The plan calls for a gradual, step-by-step restructuring, which for this year will not see any major change yet, he said.
“This year, nothing changes. The grade and year levels stay the same,” Cruz said.
However, necessary redesigning of the curricula will be started to address deficiencies in the content on the core subjects of English, Science, Math and Filipino.
By next school year or school year 2011 to 2012, there will be a bridge year introduced for graduating elementary school students who will not make a cutoff score in a kind of “high school readiness test” to be administered by the end of the current school year.
By school year 2012 to2013, DepEd will add an additional year in high school -- a 5th year-- with the additional year focusing on English.
“It will be called the Year of English,” Cruz said.
By school year 2015 to 2016, Cruz said the Grade 1 to 12 would have been fully implemented.
Under the K+12 plan, Grades 1 to 7, for school children aged six to 12 years old will be the elementary level. Grades 8 to 10 will be the Junior High School Level.
Grades 11 to 12 will be the “specialized High School” or “Junior College.”
At the end of the 12-year BEC, Cruz said that high school graduates are expected to be employable.
Cruz said that at the end of the 12-year cycle, a student would be 18 years of age who can be legally employed or could start their own businesses.
“Tertiary education will no longer be remedial and will conform to international standards,” Cruz added.
While the plan would add two years and make the education phase longer, Cruz said that this is necessary.
“Let’s not solve the problems of DepEd in a hurry,” Cruz said.
Cruz said yesterday’s presentation was the start of a consultation process of the DepEd in its effort to get feedback on the plan from education stakeholders.
Cruz, however, gave assurance that DepEd was bent on implementing the plan, considering that adding two years in the BEC was a campaign promise of President Aquino.
Yesterday’s presentation before the media already indicated conflicting positions on the plan.
Fr.
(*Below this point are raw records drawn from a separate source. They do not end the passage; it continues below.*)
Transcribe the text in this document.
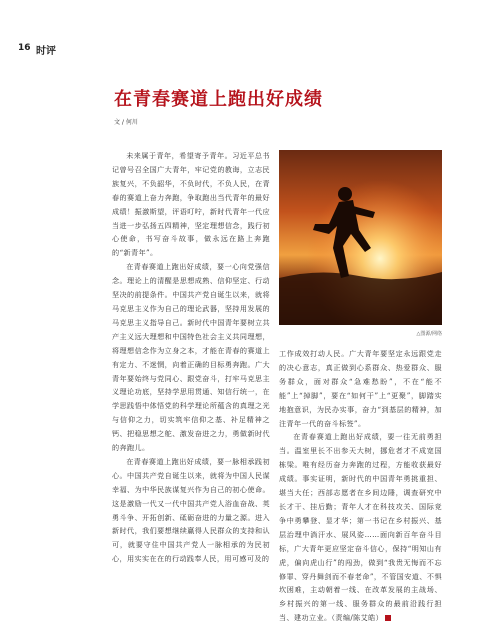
16 时评
在青春赛道上跑出好成绩
文 / 何川

未来属于青年，希望寄予青年。习近平总书记曾号召全国广大青年，牢记党的教诲，立志民族复兴，不负韶华，不负时代，不负人民，在青春的赛道上奋力奔跑，争取跑出当代青年的最好成绩！振激斯望，评语叮咛，新时代青年一代应当进一步弘扬五四精神，坚定理想信念，践行初心使命，书写奋斗故事，做永远在路上奔跑的“新青年”。

在青春赛道上跑出好成绩，要一心向党强信念。理论上的清醒是思想成熟、信仰坚定、行动坚决的前提条件。中国共产党自诞生以来，就将马克思主义作为自己的理论武器，坚持用发展的马克思主义指导自己。新时代中国青年要树立共产主义远大理想和中国特色社会主义共同理想，将理想信念作为立身之本，才能在青春的赛道上有定力、不迷惘，向着正确的目标勇奔跑。广大青年要始终与党同心、跟党奋斗，打牢马克思主义理论功底，坚持学思用贯通、知信行统一，在学思践悟中体悟党的科学理论所蕴含的真理之光与信仰之力，切实筑牢信仰之基、补足精神之钙、把稳思想之舵、激发奋进之力，勇做新时代的奔跑儿。

在青春赛道上跑出好成绩，要一脉相承践初心。中国共产党自诞生以来，就将为中国人民谋幸福、为中华民族谋复兴作为自己的初心使命。这是激励一代又一代中国共产党人浴血奋战、英勇斗争、开拓创新、砥砺奋进的力量之源。进入新时代，我们要想继续赢得人民群众的支持和认可，就要守住中国共产党人一脉相承的为民初心，用实实在在的行动践奉人民，用可感可及的

△图源/网络

工作成效打动人民。广大青年要坚定永远跟党走的决心意志，真正做到心系群众、热爱群众、服务群众，面对群众“急难愁盼”，不在“能不能”上“掉脚”，要在“如何干”上“更聚”，脚踏实地抱意识，为民办实事，奋力“到基层的精神，加注青年一代的奋斗标签”。

在青春赛道上跑出好成绩，要一往无前勇担当。温室里长不出参天大树，挪危者才不成宽国栋梁。唯有经历奋力奔跑的过程，方能收获最好成绩。事实证明，新时代的中国青年勇挑重担、堪当大任；西部志愿者在乡间边陲，调查研究中长才干、挂后勤；青年人才在科技攻关、国际竞争中勇攀登、显才华；第一书记在乡村振兴、基层治理中淌汗水、展风姿……面向新百年奋斗目标，广大青年更应坚定奋斗信心，保持“明知山有虎，偏向虎山行”的闯劲，做到“我贵无悔而不忘修罪、穿丹舞剑而不春老命”，不管国安道、不惧坎困难，主动朝着一线、在改革发展的主战场、乡村振兴的第一线、服务群众的最前沿践行担当、建功立业。（责编/陈艾皓）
Bienvenido Nebres, former chairman of the Presidential Task Force on Education formed by the previous administration to implement reforms on the education sector, opposed the program.
Nebres said that instead of moving to add two years, DepEd should first address the deficiencies in the current 10-year BEC.
“Fix the problem in the 10 years BEC. This all sounds very nice but when you get down to the ground, it does not make sense,” Nebres said.
“Keep your solutions simple. Look at the problems in the 10 years and fix those problems first,” he added.
Nebres said the move would be a distraction to DepEd.
“The problem with this is it will distract DepEd. Please leave the basic system alone. There are other pressing problems to attend to,” he said.
Peter Perfecto, executive director of the Philippine Business for Education (PBED) expressed support for the program.
“We want the additional two years of education and we want it in the BEC,” Perfecto said.
PBED, an organization composed of corporate executives, has been advocating for reforms in the education sector.
Led by former ambassador Ramon del Rosario, the group said the education sector should reform itself so it can produce graduates that are highly qualified to join the workforce.